Дарима не явилась, с грустью и облегчением отметил в мутнеющем сознании Елизар, плеснувший на старые дрожжи, быстро захмелевший и не помнивший, как и приполз в свою нору, как упал на кровать, не разуваясь и не разоболокаясь.

* * *

На исходе другого дня Дарима настороженно переступила исшорканный порог избенки; пришла под самые потемки, когда у Елизара, весь день напролет лежавшего в лежку, все жданки вышли, когда уже все окошки провертел тоскующими, одинокими глазами и устал заклинать и звать ее. Девушка ступила через порог, и избенка осветилась белой луной, широко раздвинулась, вместив вчерашнюю ночную степь; и всё случилось, как на гребне увала, возле березы-вековухи.

Месяц тайком хаживала дева к Елизару, и давно небеленная, облупленная избушка скрипела на всю деревню древними венцами и раскачивалась, словно утлая лодчонка в штормовых волнах; дни и ночи слились в Елизаровой памяти в сплошной и ярый звериный гон.
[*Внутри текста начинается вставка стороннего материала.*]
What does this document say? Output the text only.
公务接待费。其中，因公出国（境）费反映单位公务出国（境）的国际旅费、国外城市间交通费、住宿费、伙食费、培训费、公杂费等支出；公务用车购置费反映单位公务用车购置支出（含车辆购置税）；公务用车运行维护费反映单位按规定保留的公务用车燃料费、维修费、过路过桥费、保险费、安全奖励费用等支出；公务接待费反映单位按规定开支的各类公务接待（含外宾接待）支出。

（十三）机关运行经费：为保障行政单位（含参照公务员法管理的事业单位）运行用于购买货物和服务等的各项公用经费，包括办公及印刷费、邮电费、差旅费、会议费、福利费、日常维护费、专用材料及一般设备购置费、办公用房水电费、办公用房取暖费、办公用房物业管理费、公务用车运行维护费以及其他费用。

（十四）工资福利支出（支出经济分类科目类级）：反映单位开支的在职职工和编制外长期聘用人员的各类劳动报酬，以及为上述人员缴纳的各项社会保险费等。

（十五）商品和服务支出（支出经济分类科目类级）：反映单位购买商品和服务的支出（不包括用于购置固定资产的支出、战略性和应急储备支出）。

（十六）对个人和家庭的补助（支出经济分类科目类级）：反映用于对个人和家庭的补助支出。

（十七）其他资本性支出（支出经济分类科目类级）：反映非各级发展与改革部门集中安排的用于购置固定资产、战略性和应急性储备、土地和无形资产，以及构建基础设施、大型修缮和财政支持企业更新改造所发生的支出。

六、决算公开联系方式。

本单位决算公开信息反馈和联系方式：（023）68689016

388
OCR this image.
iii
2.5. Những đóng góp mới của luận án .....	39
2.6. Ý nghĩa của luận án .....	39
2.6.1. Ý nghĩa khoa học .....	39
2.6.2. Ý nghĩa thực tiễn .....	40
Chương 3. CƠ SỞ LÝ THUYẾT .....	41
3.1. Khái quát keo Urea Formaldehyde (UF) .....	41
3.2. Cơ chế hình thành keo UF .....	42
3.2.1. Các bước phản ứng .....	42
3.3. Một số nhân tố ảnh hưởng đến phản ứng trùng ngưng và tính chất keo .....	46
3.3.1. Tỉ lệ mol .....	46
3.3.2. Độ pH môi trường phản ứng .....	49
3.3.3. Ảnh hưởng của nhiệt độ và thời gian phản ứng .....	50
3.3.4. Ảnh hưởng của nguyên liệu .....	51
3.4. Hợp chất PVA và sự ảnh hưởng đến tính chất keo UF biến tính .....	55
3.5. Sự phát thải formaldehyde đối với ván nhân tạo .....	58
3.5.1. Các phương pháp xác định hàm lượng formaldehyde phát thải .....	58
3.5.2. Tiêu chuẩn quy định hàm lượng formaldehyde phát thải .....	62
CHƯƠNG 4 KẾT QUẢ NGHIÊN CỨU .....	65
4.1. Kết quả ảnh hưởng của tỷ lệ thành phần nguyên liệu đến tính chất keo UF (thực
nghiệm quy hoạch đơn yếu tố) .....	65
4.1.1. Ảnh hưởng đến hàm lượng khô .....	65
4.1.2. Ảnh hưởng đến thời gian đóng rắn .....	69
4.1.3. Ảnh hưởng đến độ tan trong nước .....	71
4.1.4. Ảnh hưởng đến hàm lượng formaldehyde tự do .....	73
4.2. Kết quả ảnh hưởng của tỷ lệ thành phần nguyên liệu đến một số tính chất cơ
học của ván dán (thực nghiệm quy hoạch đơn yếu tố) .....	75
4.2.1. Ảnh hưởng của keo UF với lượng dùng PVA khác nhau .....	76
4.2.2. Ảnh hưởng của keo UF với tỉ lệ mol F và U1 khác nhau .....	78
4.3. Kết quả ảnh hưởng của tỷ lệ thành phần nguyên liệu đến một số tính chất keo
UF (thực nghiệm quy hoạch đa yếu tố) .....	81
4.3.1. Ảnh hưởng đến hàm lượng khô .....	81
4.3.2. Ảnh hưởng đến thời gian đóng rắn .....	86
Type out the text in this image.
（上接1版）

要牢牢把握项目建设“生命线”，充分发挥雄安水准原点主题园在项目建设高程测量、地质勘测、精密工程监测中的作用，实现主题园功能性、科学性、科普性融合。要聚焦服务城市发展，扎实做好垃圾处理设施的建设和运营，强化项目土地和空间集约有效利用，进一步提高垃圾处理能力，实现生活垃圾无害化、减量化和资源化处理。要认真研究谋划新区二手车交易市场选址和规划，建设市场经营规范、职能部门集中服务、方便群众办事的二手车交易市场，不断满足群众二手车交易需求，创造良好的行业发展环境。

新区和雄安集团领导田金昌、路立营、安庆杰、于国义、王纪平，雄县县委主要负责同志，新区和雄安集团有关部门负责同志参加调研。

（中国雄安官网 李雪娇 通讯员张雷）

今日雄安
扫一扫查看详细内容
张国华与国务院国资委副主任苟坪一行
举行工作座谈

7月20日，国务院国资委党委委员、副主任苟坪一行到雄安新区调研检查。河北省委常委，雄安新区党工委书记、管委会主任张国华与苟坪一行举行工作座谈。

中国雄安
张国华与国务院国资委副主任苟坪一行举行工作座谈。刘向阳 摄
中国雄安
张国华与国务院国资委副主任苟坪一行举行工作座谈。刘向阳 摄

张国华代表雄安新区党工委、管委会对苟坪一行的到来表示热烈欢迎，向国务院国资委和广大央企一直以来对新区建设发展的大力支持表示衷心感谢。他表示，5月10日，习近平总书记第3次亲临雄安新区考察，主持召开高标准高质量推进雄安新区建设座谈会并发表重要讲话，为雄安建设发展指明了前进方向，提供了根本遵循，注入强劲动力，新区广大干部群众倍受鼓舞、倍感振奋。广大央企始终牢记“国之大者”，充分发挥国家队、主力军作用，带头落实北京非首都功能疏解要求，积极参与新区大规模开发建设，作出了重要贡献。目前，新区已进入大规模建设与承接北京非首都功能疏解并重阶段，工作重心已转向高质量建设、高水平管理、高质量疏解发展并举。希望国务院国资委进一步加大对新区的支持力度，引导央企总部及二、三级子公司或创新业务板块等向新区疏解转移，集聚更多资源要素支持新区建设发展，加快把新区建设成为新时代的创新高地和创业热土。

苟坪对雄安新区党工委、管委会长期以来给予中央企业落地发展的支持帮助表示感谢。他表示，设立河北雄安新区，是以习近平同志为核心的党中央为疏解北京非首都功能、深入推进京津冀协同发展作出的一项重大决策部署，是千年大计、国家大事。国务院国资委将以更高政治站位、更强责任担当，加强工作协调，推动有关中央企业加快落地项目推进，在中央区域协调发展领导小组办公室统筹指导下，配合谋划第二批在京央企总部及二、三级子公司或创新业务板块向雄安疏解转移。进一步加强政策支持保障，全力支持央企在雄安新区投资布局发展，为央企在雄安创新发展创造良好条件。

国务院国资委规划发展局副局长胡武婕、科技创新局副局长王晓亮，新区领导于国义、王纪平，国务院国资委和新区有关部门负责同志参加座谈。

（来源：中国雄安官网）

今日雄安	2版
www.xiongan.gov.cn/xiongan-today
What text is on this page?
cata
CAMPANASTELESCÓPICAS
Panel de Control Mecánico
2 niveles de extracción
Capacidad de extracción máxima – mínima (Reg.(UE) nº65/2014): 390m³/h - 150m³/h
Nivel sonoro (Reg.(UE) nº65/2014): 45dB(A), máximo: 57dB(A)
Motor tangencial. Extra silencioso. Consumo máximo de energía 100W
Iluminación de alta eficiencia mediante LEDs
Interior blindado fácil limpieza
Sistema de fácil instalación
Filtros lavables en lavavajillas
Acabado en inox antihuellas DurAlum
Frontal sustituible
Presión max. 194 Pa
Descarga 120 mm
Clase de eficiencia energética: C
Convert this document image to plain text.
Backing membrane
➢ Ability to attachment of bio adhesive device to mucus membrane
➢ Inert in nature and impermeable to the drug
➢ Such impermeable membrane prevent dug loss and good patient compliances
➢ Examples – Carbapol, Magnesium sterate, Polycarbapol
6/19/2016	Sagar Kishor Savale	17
Обласканная солнечными лучами, орошенная теплыми дождями отца-неба, в любовных грозовых страстях мать-сыра земля испокон веку рожала плоды; но по младым и беспечным летам парень вроде и не ведал о том, думушку такую не держал в разудалой голове, что ликование разбуженной плоти, засевающее семя в целинную и щедрую утробу здоровой девы, взойдет спелым колосом, нальется сочным плодом, — не все коту масленка, будет и Великий пост, придет расплата, и нужно будет по-мужичьи решать и венец принимать. Нет, ни о чем душа безбожная не переживала, ни о чем дурная головушка не хворала. Всякий вечер нетерпеливо и маятно прислушивался Елизар к скрипу калитки, карауля свою зазнобу, коя о бабьем пока не заикалась; и если дева не приходила вечером, от тоски бродил из угла в угол, но бежать на гурт, где нынче летовала Дарима, боялся. Он не жил обыденно, не брел изо дня в день, а летел в горячем, свистящем вихре. Когда падал перед ней на колени, сжимал ладонями склоненное долу лицо и шептал, шептал журчащие слова, она с молчаливым и непроходящим удивлением, с невеселой лаской перебирала пальцами его ржаные вихры, не пугая заглядом в завтрашний день.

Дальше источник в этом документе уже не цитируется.